Regarding claim 2 (dependent on claim 1), Yang in view of Dong and Singh teaches further comprising modifying the parameters of the vision-language model according to an additional masked distillation loss (Yang, section 3.2.3 on pg. 4: “we utilize MSE loss to align the student’s and teacher’s visual and text embeddings.”; see vk difference value calculated in the total loss) between the image embedding generated by the vision encoder and a teacher image embedding generated by a pretrained vision foundation model (Yang, section 4.3 on pg. 6: “Given the pretrained teacher CLIP model, we distill several light-weight student CLIP models with various architectures.”; see Teacher visual encoder and embedding in FIG 1c).
Regarding claim 3 (dependent on claim 2), Yang in view of Dong and Singh teaches wherein modifying the parameters of the vision-language model according to the additional masked distillation loss comprises distilling features learned by the pretrained vision foundation model into the vision encoder of the vision-language model to encourage the vision encoder to learn to replicate the teacher image embedding of the pretrained vision foundation model from the masked digital image (Yang, section 3.2.3 on pg. 3-4: “The core idea is to recover the masked regions using contextual
information modeling by a vision transformer… In the scenario of distillation, the
teacher is a good supervisor that could provide valuable information to help the student recover the visual semantics given the masked image as input”).
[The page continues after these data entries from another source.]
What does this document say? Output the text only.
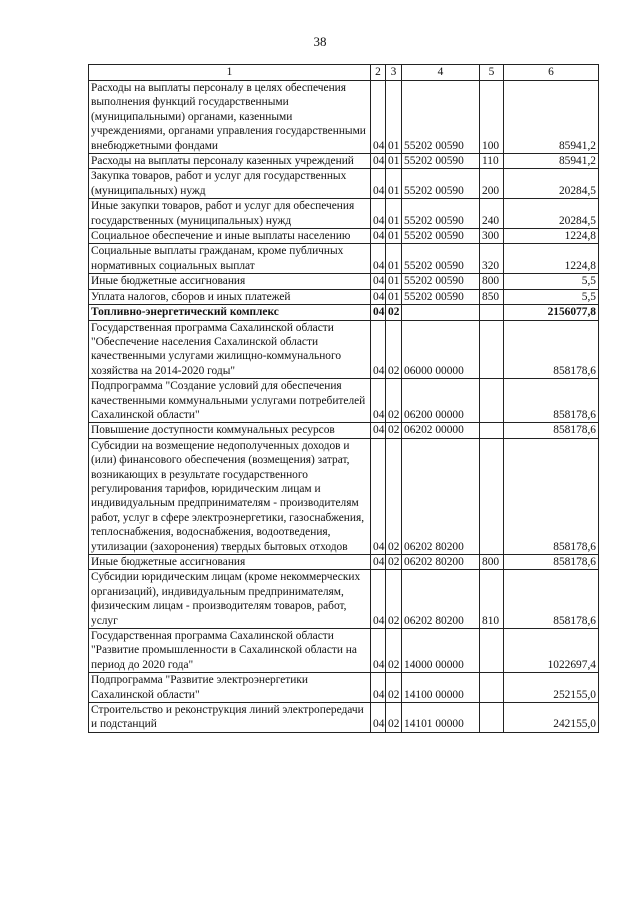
38
1	2	3	4	5	6
Расходы на выплаты персоналу в целях обеспечения выполнения функций государственными (муниципальными) органами, казенными учреждениями, органами управления государственными внебюджетными фондами	04	01	55202 00590	100	85941,2
Расходы на выплаты персоналу казенных учреждений	04	01	55202 00590	110	85941,2
Закупка товаров, работ и услуг для государственных (муниципальных) нужд	04	01	55202 00590	200	20284,5
Иные закупки товаров, работ и услуг для обеспечения государственных (муниципальных) нужд	04	01	55202 00590	240	20284,5
Социальное обеспечение и иные выплаты населению	04	01	55202 00590	300	1224,8
Социальные выплаты гражданам, кроме публичных нормативных социальных выплат	04	01	55202 00590	320	1224,8
Иные бюджетные ассигнования	04	01	55202 00590	800	5,5
Уплата налогов, сборов и иных платежей	04	01	55202 00590	850	5,5
Топливно-энергетический комплекс	04	02			2156077,8
Государственная программа Сахалинской области "Обеспечение населения Сахалинской области качественными услугами жилищно-коммунального хозяйства на 2014-2020 годы"	04	02	06000 00000		858178,6
Подпрограмма "Создание условий для обеспечения качественными коммунальными услугами потребителей Сахалинской области"	04	02	06200 00000		858178,6
Повышение доступности коммунальных ресурсов	04	02	06202 00000		858178,6
Субсидии на возмещение недополученных доходов и (или) финансового обеспечения (возмещения) затрат, возникающих в результате государственного регулирования тарифов, юридическим лицам и индивидуальным предпринимателям - производителям работ, услуг в сфере электроэнергетики, газоснабжения, теплоснабжения, водоснабжения, водоотведения, утилизации (захоронения) твердых бытовых отходов	04	02	06202 80200		858178,6
Иные бюджетные ассигнования	04	02	06202 80200	800	858178,6
Субсидии юридическим лицам (кроме некоммерческих организаций), индивидуальным предпринимателям, физическим лицам - производителям товаров, работ, услуг	04	02	06202 80200	810	858178,6
Государственная программа Сахалинской области "Развитие промышленности в Сахалинской области на период до 2020 года"	04	02	14000 00000		1022697,4
Подпрограмма "Развитие электроэнергетики Сахалинской области"	04	02	14100 00000		252155,0
Строительство и реконструкция линий электропередачи и подстанций	04	02	14101 00000		242155,0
Regarding claim 4 (dependent on claim 1), Yang in view of Dong and Singh teaches wherein modifying the parameters of the vision-language model according to the masked distillation loss comprises distilling features learned by the pretrained large language model into the text encoder of the vision-language model to encourage the text encoder to learn to replicate the teacher text embedding of the pretrained large language model from the masked text phrase (Performed with the student/teacher text embeddings of Yang, see section 3.2.3 on pg. 3-4 citation in claim 3 above; Further supported by the implementation of text masking in Dong, 3rd para on pg. 10996: “So we introduce the same mask-data-modeling format supervision into the text branch as well”).
Regarding claim 5 (dependent on claim 1), Yang in view of Dong and Singh teaches wherein: generating the text embedding comprises utilizing the text encoder of the vision-language model to project features from the unified embedding space of the vision encoder and the text encoder to a dimensionality of the pretrained large language model (Yang, section 3.2.2 on pg. 3: “when the embedding sizes between the teacher and student are different, we apply a linear projection head to student embeddings to match the dimension”; LLM taught in combination with Singh in claim 1); and modifying the parameters of the vision-language model is based on projecting the features (Projection affects the distillation loss value, thus modification of model parameters is based on the projection).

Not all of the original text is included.